У меня подкосились колени, и кто-то помог мне сесть на стул.
– Мой муж?
– Увезен с поля боя, как туша в мясницкую. Английская королева пожелала получить его в качестве трофея, и теперь он у нее.
Этого я никогда ей не прощу. Этого я никогда не забуду.
Во Франции Генрих одерживает победу в месте, называемом Териан, и в качестве поздравления с победой Екатерина пишет ему о том, что одержала победу, не уступающую королевской. Она хвалится тем, что хотела прислать ему отрубленную голову поверженного противника, но что английские советники отговорили ее от этой идеи. Тогда она хотела пропитать его в соли и потом отослать в качестве дара, но Томас Говард уже успел залить тело свинцом и отправить его в повозке в Лондон. Поэтому, лишившись тела, Екатерина высылает мужу камзол и знамя Якова. Тот самый красный камзол, который я собственными руками вышивала золотой нитью. Только теперь он залит его кровью и грязью, пропитан дымом. Его мозг забрызгал камзол там, где я вышивала золотой чертополох. Но, несмотря на это, Екатерина с триумфом отправила его в подарок Генриху, словно что-то подобное может быть подарком, хотя единственное место этой вещи – в гробу вместе с телом короля, в его собственной часовне.
Она – варвар, нет, она хуже варвара. Это же тело ее родственника, мужа сестры, священное тело короля. И это женщина, которая наблюдала за тем, как с телом ее мужа были проведены все необходимые церемонии и возданы все почести. Та самая женщина, которая носила траур и молила меня проявить к ней милость в ее горе. Однако же, когда меня настигает вдовья участь, она велит бросить тело моего мужа на повозку и отправляет его, как бычью тушу в мясницкий ряд Смитфилда. Каким же дикарем надо быть, чтобы пойти на такое? Только звери не станут возвращать тело короля на его родину для достойных похорон. Только звери станут искать поживы с его еще не остывшего тела, как это сделала она. Я никогда ей этого не прощу. Я никогда этого не забуду. Она больше мне не сестра. Она – гарпия, чудовище, терзающее плоть. И я никогда не смогу об этом говорить. У меня не находится слов, чтобы выразить свои чувства.
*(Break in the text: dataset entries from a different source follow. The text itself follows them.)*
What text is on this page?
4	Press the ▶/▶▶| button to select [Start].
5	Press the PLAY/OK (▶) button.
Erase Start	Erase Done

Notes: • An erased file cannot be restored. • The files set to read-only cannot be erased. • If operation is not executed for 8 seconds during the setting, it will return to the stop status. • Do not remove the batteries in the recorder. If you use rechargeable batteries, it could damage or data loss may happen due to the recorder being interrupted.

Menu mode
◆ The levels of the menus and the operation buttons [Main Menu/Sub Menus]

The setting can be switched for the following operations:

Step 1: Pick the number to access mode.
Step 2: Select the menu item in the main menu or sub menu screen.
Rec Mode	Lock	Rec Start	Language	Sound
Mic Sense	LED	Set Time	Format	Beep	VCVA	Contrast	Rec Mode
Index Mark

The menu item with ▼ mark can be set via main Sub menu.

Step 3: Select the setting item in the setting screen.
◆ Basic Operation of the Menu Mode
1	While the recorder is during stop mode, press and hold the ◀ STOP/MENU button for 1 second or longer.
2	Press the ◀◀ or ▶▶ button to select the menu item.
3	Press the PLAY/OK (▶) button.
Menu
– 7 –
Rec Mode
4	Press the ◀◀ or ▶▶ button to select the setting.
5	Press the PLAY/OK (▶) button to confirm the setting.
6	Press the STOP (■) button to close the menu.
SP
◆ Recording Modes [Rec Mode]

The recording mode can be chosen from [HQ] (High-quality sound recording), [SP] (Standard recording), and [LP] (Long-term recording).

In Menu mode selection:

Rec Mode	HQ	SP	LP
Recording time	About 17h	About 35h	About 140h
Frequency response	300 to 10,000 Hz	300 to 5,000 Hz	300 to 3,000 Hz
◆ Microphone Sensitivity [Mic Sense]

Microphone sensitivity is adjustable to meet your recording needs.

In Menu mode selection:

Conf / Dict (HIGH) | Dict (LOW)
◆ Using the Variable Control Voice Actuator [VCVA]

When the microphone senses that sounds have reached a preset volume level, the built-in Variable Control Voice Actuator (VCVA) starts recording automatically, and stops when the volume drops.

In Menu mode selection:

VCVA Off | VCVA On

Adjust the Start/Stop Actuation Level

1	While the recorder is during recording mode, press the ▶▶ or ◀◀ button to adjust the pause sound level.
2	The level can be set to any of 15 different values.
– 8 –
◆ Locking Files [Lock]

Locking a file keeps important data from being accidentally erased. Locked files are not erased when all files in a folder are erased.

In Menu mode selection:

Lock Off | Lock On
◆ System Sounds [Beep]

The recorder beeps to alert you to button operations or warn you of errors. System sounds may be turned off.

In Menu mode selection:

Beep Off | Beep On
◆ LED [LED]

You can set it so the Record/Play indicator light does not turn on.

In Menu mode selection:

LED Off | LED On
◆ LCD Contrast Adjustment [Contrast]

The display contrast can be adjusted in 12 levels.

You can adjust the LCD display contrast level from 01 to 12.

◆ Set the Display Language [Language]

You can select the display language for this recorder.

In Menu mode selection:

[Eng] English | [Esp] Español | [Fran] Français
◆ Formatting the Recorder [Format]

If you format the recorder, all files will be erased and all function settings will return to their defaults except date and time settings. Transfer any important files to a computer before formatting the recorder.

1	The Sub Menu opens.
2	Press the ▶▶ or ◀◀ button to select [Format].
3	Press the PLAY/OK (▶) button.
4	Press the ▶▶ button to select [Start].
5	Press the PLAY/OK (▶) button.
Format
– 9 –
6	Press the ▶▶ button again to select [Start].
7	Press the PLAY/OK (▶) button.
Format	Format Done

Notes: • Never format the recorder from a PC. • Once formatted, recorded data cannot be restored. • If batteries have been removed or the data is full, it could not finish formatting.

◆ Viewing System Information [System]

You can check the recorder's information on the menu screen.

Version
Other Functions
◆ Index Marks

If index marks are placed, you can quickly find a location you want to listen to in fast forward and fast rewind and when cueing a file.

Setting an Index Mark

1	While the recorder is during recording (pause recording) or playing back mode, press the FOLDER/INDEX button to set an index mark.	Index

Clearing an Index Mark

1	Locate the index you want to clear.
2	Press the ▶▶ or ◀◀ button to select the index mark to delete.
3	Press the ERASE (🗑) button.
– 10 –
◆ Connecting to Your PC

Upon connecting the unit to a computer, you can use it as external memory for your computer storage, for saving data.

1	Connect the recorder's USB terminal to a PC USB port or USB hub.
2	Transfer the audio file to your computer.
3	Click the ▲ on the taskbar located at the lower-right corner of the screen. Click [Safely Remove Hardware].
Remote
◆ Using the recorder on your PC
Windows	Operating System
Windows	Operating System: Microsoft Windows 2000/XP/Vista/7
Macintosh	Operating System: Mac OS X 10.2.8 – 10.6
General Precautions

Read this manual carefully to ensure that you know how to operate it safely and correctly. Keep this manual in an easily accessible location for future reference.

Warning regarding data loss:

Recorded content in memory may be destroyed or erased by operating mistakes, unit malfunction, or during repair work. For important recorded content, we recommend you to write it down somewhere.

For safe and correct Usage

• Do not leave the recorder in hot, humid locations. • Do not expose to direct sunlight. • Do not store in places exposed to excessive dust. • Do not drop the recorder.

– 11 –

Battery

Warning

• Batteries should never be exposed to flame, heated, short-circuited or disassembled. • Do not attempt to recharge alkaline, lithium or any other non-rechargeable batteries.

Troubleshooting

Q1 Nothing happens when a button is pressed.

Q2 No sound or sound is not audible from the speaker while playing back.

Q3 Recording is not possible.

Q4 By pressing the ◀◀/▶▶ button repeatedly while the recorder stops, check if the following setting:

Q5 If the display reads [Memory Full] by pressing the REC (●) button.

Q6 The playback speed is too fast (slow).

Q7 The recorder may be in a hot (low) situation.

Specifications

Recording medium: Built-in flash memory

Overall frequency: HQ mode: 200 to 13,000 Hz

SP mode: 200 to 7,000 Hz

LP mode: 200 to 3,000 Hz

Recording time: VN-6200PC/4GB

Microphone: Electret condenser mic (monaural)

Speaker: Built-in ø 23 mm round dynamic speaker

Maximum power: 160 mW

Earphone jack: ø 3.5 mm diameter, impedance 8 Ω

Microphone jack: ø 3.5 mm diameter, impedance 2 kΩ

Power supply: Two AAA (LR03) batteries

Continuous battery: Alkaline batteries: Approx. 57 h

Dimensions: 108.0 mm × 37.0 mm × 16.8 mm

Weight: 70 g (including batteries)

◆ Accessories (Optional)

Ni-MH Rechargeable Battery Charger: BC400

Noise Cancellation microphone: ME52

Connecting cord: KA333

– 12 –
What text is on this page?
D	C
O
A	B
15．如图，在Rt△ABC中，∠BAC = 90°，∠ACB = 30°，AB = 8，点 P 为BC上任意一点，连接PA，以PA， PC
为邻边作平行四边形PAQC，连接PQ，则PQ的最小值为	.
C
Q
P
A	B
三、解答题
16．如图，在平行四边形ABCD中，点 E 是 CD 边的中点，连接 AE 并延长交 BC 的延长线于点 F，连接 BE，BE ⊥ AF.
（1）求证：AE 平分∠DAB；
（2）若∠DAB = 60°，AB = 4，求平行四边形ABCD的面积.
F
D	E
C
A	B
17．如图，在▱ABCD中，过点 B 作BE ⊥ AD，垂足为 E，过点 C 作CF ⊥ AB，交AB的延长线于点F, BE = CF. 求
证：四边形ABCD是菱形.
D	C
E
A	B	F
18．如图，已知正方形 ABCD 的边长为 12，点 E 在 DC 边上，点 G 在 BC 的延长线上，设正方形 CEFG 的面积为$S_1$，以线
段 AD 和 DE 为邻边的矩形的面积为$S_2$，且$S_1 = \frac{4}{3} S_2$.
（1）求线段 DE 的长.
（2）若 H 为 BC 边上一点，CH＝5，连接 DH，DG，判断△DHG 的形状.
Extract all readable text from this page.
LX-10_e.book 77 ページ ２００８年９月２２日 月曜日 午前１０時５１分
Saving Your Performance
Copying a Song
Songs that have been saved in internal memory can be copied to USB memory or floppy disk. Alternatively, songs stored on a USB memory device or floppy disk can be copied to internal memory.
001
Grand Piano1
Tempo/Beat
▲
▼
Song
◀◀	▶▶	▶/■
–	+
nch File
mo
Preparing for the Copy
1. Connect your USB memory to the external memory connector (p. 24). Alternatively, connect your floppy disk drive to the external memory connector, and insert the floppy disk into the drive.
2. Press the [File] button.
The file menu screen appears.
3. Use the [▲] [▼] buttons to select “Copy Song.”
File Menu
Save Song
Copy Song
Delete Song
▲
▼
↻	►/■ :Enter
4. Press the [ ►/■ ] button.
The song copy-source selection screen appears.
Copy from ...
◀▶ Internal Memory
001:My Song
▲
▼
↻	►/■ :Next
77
Однако никто из них не должен знать, как сильно я возненавидела их за то, что они сотворили. Я заключу мирное соглашение с этой воровкой, с этой мародеркой. Я признаю свое родство с волчицей, кормящейся с мертвых тел. Я буду отправлять к ним послов и писать письма, и даже встречусь с человеком, некогда бывшим моим братом, и хищницей-падальщицей, ставшей его женой. Если я намерена править и со временем возложить корону на голову нашего сына, то мне понадобится их поддержка и помощь. И я буду ее просить, но до поры не стану показывать ненависть в моих глазах. Я стану той, кем велел мне быть мой муж: великой женщиной, а не глупой девчонкой. А она – демоница, осквернившая честь своего положения, замаравшая трон моей матери кровью. Эта женщина желает быть равной королю, она сидела возле моего умирающего брата, и она же решилась на приказ убить моего мужа. Она – Лилит. Я ненавижу ее.
Необходимо перевезти малютку Якова в замок Стерлинг – в крепость, которая, как заверил меня его отец, самое безопасное место во всей Шотландии. Ему придется короноваться там. Я не смею вывозить его дальше на север, потому что это стало опасным. Томас Говард, и ранее не бывший мне другом, а теперь и вовсе ставший мне смертельным врагом, не сможет отказать себе в удовольствии вторгнуться в Шотландию на волне своей победы. И сейчас, когда все наши пушки либо ушли в море вместе с судами, либо увязли в грязи Флоддена, чем нам защитить нашу столицу? Что может остановить победоносное шествие Томаса Говарда к вратам моего дворца в Линлитгоу? Или еще дальше на север, в Стерлинг? Томас Говард, знающий традиции Шотландии не хуже меня, может уже находиться в пути, спешить со всех ног, чтобы успеть схватить маленького Якова до того, как он будет коронован.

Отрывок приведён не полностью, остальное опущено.